Pada tahap kedua, keengganan Yunani untuk melakukan pengetatan fiskal memperbesar kemungkinan Yunani akan keluar atau dikeluarkan dari zona mata uang euro. Jika ini terjadi, Yunani akan memiliki mata uang sendiri yang nilainya rendah (siapa yang mau memegang mata uang negara yang sakit?) Orang-orang pun akan berburu euro. Mereka akan mendatangi bank, menarik uang mereka (bank run). Investor juga akan menjual obligasi dan saham mereka selagi bisa. Masyarakat memborong kebutuhan pokok, inflasi akan naik. Untuk mencegah terjadinya bank run, Pemerintah Yunani menutup bank-bank dan membatasi penarikan uang di anjungan tunai mandiri (ATM) maksimal -- sebesar 60 euro saja per hari. Pasar modal juga ditutup.
Tahap ketiga, begitu bank dibuka, barangkali akan terjadi bank run. National Bank of Greece, Bank Piraeus, Bank Ergasias, dan Bank Alpha diperkirakan akan mengalami kesulitan likuiditas dan memunculkan dampak sistemik (Economist, 6/7/2015). Yunani kembali ke ground zero, seperti ketika dihantam krisis 2009—bahkan lebih buruk karena tak ada lagi euro. Ketika itu terjadi, popularitas Tsipras akan tergerus dan ia akan menghadapi kemarahan rakyat yang pertama kali.

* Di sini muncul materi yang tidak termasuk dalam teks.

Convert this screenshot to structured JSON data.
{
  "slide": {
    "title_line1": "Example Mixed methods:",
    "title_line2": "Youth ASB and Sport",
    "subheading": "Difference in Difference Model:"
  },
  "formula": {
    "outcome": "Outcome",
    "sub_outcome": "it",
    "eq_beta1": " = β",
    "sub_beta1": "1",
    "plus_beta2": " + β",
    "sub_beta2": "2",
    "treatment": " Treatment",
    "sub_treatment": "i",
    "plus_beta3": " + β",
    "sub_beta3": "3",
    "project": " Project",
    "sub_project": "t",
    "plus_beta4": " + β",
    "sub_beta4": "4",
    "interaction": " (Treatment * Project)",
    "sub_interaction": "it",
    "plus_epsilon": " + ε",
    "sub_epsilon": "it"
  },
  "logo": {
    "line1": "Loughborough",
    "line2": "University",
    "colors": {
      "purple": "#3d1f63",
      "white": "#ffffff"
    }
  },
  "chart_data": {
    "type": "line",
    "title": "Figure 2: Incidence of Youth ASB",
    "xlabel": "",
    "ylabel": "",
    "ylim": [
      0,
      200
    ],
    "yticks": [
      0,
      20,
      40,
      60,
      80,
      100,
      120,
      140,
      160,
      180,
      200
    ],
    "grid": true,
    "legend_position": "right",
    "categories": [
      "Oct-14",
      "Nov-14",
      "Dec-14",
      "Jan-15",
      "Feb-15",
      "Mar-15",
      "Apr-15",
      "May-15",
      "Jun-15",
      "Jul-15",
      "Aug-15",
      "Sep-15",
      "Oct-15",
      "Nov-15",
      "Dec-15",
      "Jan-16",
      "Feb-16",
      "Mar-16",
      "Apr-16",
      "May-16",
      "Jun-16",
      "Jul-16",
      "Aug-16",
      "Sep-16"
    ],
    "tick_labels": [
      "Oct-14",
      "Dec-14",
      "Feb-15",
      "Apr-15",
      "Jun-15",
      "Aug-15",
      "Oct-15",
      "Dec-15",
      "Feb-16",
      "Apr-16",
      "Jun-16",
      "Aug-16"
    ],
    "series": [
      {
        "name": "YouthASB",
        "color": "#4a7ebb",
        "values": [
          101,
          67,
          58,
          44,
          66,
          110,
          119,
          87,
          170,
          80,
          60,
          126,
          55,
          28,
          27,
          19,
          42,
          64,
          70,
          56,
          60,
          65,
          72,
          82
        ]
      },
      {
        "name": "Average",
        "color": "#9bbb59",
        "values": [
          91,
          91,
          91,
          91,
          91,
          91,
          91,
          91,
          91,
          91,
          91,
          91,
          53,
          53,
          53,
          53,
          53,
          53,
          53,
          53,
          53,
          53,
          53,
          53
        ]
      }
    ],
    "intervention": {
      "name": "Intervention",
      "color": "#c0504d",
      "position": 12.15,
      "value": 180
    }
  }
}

Jika sudah demikian, Zeus sekalipun tidak bisa menolong Yunani. Skenario di atas barangkali terlalu pesimistis. Namun, bisa jadi terjadi. Sepenggal hikayat Yunani itu membawa pelajaran berharga bagi Indonesia: jangan main-main dengan utang dan jangan pernah membuka pintu akan terjadinya krisis lagi. Kita belum tentu bisa lolos dan sabar menghadapinya seperti pemulihan panjang pasca krisis finansial tahun 1997.
Dalam keputusasaan ekonomi, orang bisa marah dan mesiah palsu—bahkan diktator pun—bisa dilahirkan. Jika sudah begitu, kita sesungguhnya memutar jarum jam kembali. Kita kalah.